Council proposes shield legislation
Bills aim to protect ‘right to choose’
Pittsburgh City Councilman Bobby Wilson formally introduced three pieces of legislation to protect reproductive freedoms in Pittsburgh during Tuesday’s council meeting.
Last Friday, just hours after the Supreme Court decided on a case that would overturn Roe v. Wade, Mr. Wilson announced that he would put forth the bills for council’s consideration in an effort to “get back our right to choose.”
“City Council has a strong precedent of passing legislation that seeks to protect and promote general health, safety and welfare of citizens,” Mr. Wilson said during a news conference Tuesday afternoon.
The city’s charter also states that residents should expect “aggressive action” from officials toward “the achievement of health and safety,” which Mr. Wilson said was part of the reason he put forth the bills.
“Councilman Wilson’s legislation has the potential to make a huge difference,” said Councilwoman Erika Strassburger, who along with Councilman Corey O’Connor, co-sponsored the new bills.
One of the proposed bills is the first-ever shield law proposed by a city, which would protect abortion providers in Pittsburgh from any out-of-state investigations or prosecutions.
Unless required by state or federal law, this bill would make it so that city officials, including law enforcement, don’t have to comply with any investigation into abortion providers who are legally operating in Pennsylvania.
“Unfortunately, the worst is probably yet to come,” Greer Donley, an assistant professor at the University of Pittsburgh School of Law said during the news conference. “Already you have states that have started signaling that they’re interested and willing to go after providers who are providing completely legal care in their home state.”
This would specifically apply to providers who give care to patients coming from states where the procedure has been banned.
Neighboring states, like Ohio and West Virginia both have some level of abortion ban in place, and providers in Western Pennsylvania have been prepping for an influx of patients
following the Supreme Court’s decision.
“All it takes is a rogue prosecutor in one of these states who are going to try to go after, potentially, our providers,” Ms. Donley said. “It’s really up to us to do everything we can to try to protect these people who are offering vital care to people all over the region …”
Abortions are still legal in Pennsylvania, although efforts to amend the state constitution to change that have been introduced.
Ms. Donley has previously worked with legislators in New York and Connecticut to construct statewide shield laws, but Pittsburgh is the first city to propose one.
This protection would make it so physicians wouldn’t have to consider where their patients live when giving them care, according to Dr. Grace Ferguson, an obstetrician and gynecologist with Allegheny Health Network.
“It’s hard already to provide abortion care in Pennsylvania, even though its legal,” Dr. Ferguson said. “If you make it harder for providers to provide this safe care, we’re just going to lose access entirely. So anything you can do to make it easier for us to just be doctors and take care of patients and their families … is so incredibly appreciated.”

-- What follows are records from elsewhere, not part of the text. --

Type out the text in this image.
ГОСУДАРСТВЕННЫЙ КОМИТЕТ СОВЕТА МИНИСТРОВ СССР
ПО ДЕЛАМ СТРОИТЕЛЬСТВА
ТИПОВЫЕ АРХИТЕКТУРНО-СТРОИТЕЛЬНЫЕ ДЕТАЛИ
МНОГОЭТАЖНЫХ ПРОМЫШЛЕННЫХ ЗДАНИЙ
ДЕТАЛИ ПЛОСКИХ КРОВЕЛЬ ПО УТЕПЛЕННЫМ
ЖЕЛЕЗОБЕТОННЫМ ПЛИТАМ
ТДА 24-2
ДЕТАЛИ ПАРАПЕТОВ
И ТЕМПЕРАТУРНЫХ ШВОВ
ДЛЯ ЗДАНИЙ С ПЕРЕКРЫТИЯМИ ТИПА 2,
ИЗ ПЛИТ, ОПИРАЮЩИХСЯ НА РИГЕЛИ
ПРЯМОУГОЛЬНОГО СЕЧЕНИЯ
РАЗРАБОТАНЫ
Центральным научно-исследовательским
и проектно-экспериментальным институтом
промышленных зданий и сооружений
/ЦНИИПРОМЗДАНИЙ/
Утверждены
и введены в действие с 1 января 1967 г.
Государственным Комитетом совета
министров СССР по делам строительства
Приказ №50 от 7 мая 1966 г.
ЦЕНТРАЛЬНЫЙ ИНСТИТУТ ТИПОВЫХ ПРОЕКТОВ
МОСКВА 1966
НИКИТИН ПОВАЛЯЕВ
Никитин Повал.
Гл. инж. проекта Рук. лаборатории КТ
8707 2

The second piece of legislation proposed by Mr. Wilson would go into effect if Pennsylvania bans abortions in the future, and it would make it so that police officers would “depriortize enforcement” of abortion-related crimes.
It would put those crimes at the bottom of the officers’ enforcement list, Mr. Wilson explained, similar to how the decriminalization of marijuana in the city has been enforced.
By deprioritizing enforcement, the legislation acts as a work-around to the state’s pre-emption laws, Ms. Donley said.
“Typically law enforcement does have some discretion on how they allocate their time and budgets and so this is just a bill that would say this will go to the bottom of the line, not that this is not a law that is on the books in our city,” she said.
However, if passed by the city, there could still be a legal challenge on pre-emption grounds, she added.
The final proposed legislation seeks to regulate “deceptive advertising” by limited-service pregnancy centers, sometimes referred to as crisis pregnancy centers.
These centers often pose as health care clinics, but give out misleading or false information about pregnancy health care and often do not provide care or delay care for pregnant people, according to Signe Espinoza the executive director for Planned Parenthood Pennsylvania Advocates.
Crisis pregnancy centers also outnumber verified health care clinics 9 to 1 in Pennsylvania, Ms. Espinoza said.
“I think that it is just so incredible to see some efforts to hold them accountable as they continue to really target our most resilient communities,” she said, noting that these types of clinics tend to target Black and brown neighborhoods.
Ms. Donley explained that the city can regulate this type of advertising without infringing on the First Amendment because the Supreme Court previously gave states the ability to regulate “deceptive health advertising.”